Opposition parties and multi-party elections were not legalized in Gabon until 1990. President Omar Bongo, who ruled the country for over four decades until his death in 2009, was succeeded by his son Ali Bongo after he won a contested election that raised concerns about the transparency of Gabon’s political process. Allegations of elections fraud surfaced again when Bongo won the presidential election in August 2016. Following violent outbursts between opposing political parties, the government of Gabon on 21 September 2016 referred the situation on its territory to the ICC Prosecutor, who announced the opening of a preliminary examination on 29 September 2016.
The ICC Office of the Prosecutor (OTP) announced a preliminary examination in Gabon on 29 September 2016, shortly after the government of Gabon officially referred the situation to the Court in a 21 September letter. The OTP is assessing whether alleged crimes committed after May 2016, including in the context of the 2016 presidential elections, may amount to war crimes, crimes against humanity, or genocide under the Rome Statute, and whether national investigations and prosecutions into relevant cases are genuine.
Gabon has an obligation, as an ICC member state, to provide comprehensive cooperation to the Court in order for it effectively carry out its mandate.
In 2010, Gabon ratified the ICC cooperation and access treaty – the Agreement on Privileges and Immunities of the ICC. In the same year, provisions on cooperation with the ICC were incorporated into Gabon’s new Code of Criminal Procedure.

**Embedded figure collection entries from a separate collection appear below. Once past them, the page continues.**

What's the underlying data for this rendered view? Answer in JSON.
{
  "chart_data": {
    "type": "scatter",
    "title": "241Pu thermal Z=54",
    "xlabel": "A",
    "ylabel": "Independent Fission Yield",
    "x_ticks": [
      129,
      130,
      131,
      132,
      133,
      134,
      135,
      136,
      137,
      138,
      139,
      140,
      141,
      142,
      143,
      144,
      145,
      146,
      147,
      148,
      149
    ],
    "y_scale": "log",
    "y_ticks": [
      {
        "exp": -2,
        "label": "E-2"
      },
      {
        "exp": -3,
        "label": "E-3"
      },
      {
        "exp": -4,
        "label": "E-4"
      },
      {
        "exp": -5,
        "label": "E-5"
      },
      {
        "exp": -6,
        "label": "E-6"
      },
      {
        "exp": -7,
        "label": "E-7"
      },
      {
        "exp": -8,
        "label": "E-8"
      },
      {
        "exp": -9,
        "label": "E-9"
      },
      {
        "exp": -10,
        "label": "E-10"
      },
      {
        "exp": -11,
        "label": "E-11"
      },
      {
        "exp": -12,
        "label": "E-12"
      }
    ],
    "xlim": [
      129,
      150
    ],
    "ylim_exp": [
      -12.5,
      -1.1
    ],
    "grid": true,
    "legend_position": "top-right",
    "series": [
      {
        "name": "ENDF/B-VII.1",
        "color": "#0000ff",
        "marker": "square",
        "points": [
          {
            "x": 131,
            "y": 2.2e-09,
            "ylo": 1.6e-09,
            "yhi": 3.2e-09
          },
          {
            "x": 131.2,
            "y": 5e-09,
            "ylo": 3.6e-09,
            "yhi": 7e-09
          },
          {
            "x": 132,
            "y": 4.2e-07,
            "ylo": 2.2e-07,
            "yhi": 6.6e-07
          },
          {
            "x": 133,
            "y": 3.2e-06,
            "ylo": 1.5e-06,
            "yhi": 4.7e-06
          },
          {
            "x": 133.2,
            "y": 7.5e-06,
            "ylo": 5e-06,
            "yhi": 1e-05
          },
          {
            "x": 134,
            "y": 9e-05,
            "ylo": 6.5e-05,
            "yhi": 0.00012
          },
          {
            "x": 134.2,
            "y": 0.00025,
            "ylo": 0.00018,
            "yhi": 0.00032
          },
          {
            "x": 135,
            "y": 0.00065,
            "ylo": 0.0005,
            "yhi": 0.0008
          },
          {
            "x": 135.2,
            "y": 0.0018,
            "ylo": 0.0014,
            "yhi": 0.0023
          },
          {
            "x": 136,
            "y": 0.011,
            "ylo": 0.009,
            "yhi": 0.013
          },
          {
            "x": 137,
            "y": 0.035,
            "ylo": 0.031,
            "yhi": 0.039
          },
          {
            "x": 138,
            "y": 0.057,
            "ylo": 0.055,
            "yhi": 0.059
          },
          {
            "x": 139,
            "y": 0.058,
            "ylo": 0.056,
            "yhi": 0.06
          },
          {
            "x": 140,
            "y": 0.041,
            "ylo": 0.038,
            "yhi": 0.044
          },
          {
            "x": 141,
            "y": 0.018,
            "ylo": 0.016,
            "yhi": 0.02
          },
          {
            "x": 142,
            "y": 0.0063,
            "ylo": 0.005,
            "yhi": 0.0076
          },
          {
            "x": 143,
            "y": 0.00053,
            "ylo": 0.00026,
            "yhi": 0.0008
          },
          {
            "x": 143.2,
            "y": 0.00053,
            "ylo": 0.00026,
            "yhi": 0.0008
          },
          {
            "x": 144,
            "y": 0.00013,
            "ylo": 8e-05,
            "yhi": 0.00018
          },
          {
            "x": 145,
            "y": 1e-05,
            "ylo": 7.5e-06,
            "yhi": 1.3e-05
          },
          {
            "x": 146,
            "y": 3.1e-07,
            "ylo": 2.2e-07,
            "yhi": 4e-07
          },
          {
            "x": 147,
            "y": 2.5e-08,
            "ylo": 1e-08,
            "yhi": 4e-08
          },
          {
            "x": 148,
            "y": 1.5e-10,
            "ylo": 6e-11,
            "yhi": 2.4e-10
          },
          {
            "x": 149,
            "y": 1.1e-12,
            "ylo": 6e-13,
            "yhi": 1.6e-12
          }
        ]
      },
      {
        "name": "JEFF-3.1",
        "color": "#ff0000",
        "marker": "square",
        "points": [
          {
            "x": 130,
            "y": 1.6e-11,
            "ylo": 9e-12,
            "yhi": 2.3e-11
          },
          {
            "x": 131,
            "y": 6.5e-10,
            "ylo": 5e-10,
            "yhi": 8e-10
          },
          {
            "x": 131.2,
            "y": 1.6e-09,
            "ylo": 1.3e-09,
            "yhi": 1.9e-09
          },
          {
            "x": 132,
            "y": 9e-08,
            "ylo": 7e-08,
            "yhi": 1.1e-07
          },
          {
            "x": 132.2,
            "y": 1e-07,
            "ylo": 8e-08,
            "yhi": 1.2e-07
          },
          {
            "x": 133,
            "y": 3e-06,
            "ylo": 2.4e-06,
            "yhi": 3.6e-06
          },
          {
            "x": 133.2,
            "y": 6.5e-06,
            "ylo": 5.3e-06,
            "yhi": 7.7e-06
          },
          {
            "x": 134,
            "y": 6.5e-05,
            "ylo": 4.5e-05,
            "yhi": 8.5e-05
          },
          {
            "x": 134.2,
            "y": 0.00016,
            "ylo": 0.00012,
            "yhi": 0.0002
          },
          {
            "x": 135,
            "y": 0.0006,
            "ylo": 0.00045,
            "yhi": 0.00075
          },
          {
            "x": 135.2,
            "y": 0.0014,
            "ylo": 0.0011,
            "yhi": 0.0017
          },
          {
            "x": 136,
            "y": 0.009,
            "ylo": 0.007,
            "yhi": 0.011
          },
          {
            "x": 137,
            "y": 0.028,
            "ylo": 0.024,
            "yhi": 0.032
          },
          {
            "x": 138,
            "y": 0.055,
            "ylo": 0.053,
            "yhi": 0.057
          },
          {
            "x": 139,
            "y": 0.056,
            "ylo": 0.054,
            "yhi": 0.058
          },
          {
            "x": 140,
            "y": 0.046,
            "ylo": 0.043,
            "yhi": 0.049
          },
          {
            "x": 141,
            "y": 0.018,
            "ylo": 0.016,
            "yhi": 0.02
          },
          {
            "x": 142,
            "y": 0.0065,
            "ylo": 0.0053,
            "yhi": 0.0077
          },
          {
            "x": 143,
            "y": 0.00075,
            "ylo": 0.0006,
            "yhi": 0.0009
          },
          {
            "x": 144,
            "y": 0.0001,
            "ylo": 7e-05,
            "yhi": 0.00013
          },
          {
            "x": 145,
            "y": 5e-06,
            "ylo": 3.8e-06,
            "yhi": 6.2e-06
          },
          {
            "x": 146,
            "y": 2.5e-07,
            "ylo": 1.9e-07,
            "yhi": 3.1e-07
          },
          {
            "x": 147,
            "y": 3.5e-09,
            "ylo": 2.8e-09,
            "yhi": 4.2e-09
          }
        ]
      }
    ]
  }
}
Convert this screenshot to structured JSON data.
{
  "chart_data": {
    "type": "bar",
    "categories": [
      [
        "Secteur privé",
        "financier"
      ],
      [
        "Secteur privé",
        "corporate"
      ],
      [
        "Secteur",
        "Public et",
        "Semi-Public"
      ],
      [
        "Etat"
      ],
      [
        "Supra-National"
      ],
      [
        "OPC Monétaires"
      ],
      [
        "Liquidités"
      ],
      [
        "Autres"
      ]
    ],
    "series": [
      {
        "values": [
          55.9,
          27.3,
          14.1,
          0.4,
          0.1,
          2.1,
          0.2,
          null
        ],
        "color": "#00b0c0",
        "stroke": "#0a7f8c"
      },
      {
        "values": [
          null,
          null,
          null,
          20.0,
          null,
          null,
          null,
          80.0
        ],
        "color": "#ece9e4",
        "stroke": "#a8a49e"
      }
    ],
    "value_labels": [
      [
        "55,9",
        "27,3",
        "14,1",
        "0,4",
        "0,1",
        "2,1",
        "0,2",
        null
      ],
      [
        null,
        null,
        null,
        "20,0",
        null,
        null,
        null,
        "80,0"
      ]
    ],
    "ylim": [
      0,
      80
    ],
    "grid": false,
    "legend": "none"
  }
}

According to these provisions, Gabon must cooperate fully with ICC investigations and prosecutions: the chief prosecutor in Gabon must accept ICC requests for mutual assistance; and he or she must respond to an ICC request for arrest and surrender by seeking, arresting, and incarcerating the wanted suspect.
Civil society has long welcomed Gabon's membership in the African, Caribbean and Pacific community (ACP), and its support for relations between the ACP and European Union, as a sign of the country's investment in the ICC as a mechanism for peace and international justice. Gabon must take the next crucial step and fully implement Rome Statute crimes into its domestic legal order.